C’est ce que dit Moïse aux enfants d’Israël : “Attendez et vous serez témoins du salut de l’Éternel” : tenez
bon, et vous serez à jamais baignés de ces lumières. Aujourd’hui même, conclut l’auteur, vous verrez le salut de l’Éternel et Son amour s’enracinera en vous.
Cette vertu qu’ils ont tellement cherché à développer pendant sept jours et qu’ils ont atteint lors de la traversée de la mer rouge [comme il est écrit : “Et ils crurent en D-ieu et en Moïse…”], n’est autre que la émouna (foi) à laquelle on accède en s’effaçant complètement devant l’Éternel.

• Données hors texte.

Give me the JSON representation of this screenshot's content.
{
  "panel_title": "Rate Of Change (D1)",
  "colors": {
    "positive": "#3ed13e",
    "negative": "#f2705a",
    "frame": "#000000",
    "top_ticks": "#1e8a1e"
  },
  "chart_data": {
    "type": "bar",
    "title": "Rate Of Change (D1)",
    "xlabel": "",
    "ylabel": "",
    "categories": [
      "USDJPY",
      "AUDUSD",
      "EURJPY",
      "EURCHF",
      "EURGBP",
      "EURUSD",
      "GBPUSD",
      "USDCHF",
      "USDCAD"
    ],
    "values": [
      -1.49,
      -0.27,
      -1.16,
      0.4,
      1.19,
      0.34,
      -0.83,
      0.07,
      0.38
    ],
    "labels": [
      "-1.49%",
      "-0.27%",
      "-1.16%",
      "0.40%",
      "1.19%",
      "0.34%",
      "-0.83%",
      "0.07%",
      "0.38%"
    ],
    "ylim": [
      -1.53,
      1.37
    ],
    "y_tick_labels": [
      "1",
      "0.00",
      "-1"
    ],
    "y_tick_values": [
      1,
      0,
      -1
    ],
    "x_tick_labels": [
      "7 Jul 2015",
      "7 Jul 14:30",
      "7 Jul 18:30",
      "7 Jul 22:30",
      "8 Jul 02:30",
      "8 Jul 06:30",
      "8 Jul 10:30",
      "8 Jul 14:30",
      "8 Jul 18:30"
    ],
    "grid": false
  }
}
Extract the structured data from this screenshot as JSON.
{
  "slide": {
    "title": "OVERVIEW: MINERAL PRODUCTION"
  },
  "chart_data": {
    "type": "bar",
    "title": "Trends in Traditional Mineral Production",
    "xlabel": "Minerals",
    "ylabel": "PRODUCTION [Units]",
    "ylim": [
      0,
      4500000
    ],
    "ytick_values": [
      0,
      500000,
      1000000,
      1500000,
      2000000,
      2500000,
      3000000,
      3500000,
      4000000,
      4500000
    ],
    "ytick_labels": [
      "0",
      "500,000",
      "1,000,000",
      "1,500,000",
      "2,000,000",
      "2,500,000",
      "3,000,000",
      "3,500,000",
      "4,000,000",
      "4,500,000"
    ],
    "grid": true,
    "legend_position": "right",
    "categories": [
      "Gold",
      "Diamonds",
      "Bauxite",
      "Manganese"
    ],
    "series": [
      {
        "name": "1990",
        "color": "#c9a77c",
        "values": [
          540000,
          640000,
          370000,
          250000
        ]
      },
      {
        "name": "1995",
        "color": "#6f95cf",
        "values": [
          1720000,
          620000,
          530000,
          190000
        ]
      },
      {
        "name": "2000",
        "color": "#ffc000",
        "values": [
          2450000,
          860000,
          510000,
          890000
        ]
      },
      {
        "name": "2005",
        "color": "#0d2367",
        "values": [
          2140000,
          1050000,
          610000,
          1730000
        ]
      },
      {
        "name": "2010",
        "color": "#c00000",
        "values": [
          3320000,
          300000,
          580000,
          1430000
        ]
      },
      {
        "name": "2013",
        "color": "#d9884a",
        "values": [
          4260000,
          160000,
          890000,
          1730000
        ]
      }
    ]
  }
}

C’est pourquoi la Torah a ordonné aux enfants d’Israël de ne pas manger de pain levé pendant sept jours (Exode 12:20), car le levain symbolise l’orgueil, les honneurs et la jalousie. Et s’ils commencèrent à amasser le butin d’Égypte, sans pour autant préparer de provisions pour le voyage, c’était pour se conformer à la Volonté divine. Nullement intimidés par les chiens, ils manifestèrent leur foi en D.ieu en s’introduisant chez les égyptiens pour s’emparer de leurs trésors, réalisant la promesse faite à Avraham par le Saint, béni soit-Il : “Et alors, ils quitteront l’Égypte avec de grandes richesses” (Genèse 15:14).
Celui chez qui la foi s’enracine, ressemble à un nouveau-né qui n’a pas goûté au péché ou à un nouveau prosélyte (Yébamoth 22a ; Békhoroth 47a) : il s’en rassasie (SaVéA’) et elle se rassasie de lui. C’est là, la signification du septième jour de Pessa’h.
Le septième jour de Pessa’h est comparable au Chabath, septième jour de la semaine, ainsi qu’à l’année sabbatique, temps de repos pour la terre, et au jubilé qu’on fête à l’issue de sept années sabbatiques. Ils constituent tous les fondements de la foi.
Le jour du Chabath, où l’Éternel s’est reposé de ses six jours de travail (cf. Exode 20:11), l’homme doit interrompre tout travail et avoir foi que D-ieu pourvoira à sa subsistance malgré tout, et que le manque à gagner sera vite récupéré après Chabath, comme il est écrit : “La subsistance de l’homme est déterminée de Roch Hachana à Yom Kipour, à l’exception du Chabath et des jours de fêtes, où s’il effectue des dépenses substantielles, il sera très largement remboursé.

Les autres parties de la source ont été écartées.